Ordinarily the length of time allotted to closing argument is left to the sound discretion of the trial court. See Rodriquez v. State, 472 So. 2d 1294 (Fla. 5th DCA 1985). In establishing the appropriate time limitations for closing argument, the court should consider the complexity of the testimony and issues, the number of witnesses, the length of their testimony, the seriousness of the case, and a host of other factors which distinguish one trial from another. Woodham v. Roy, 471 So. 2d 132 (Fla. 4th DCA 1985). In all events, the time must be reasonable and should permit counsel an adequate opportunity to relate the factual argument to the governing principles of law. Id.
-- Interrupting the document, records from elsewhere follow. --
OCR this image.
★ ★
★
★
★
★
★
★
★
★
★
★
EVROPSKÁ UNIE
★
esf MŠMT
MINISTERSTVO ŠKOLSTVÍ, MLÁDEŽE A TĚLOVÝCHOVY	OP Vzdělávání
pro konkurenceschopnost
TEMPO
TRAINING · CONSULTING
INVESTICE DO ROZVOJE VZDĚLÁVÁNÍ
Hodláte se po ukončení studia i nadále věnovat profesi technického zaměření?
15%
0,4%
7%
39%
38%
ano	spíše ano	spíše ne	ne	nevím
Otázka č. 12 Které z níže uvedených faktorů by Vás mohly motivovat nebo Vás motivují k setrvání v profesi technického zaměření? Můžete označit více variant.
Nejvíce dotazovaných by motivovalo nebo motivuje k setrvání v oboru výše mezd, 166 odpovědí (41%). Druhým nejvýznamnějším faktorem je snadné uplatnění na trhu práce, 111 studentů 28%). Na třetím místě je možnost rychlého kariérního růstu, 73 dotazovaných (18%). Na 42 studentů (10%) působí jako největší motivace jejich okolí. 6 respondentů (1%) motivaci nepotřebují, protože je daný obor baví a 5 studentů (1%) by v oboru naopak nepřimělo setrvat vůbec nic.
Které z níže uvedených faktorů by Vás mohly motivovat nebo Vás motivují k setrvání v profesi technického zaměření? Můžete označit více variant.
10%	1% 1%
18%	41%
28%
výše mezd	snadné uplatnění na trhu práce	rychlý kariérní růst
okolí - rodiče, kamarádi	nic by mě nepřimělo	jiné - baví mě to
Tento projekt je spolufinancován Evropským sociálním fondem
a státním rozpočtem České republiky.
For a court to set arbitrary time limits on counsel's closing argument to the jury is an abuse of discretion and therefore reversible error. Maleh v. Florida East Coast Properties, Inc., 491 So. 2d 290 (Fla. 3d DCA 1986); Woodham v. Roy.

In this instance, there were over thirteen witnesses, twenty evidentiary exhibits and over five hundred pages of testimony. While this case turned on a single question, that is, whether the threshold requirements of the Florida No Fault Law were met, the final argument encompassed the entire dispute. Therefore, the court's error in making the length of closing argument contingent upon counsel waiving the charge conference was reversible error.

The Cooperative's argument that Strong failed to preserve this issue for review is without merit. Counsel for Strong clearly asked for more time, claiming that he could not present the case within the court's limitation, and after the charge conference he again requested more time. He is not required to say the magic words, "I object" when it is obvious this would be a futile act. See Thomas v. State, 419 So. 2d 634 (Fla. 1982).

REVERSED and REMANDED for a new trial.

ORFINGER, J., concurs.

COWART, J., dissents without opinion.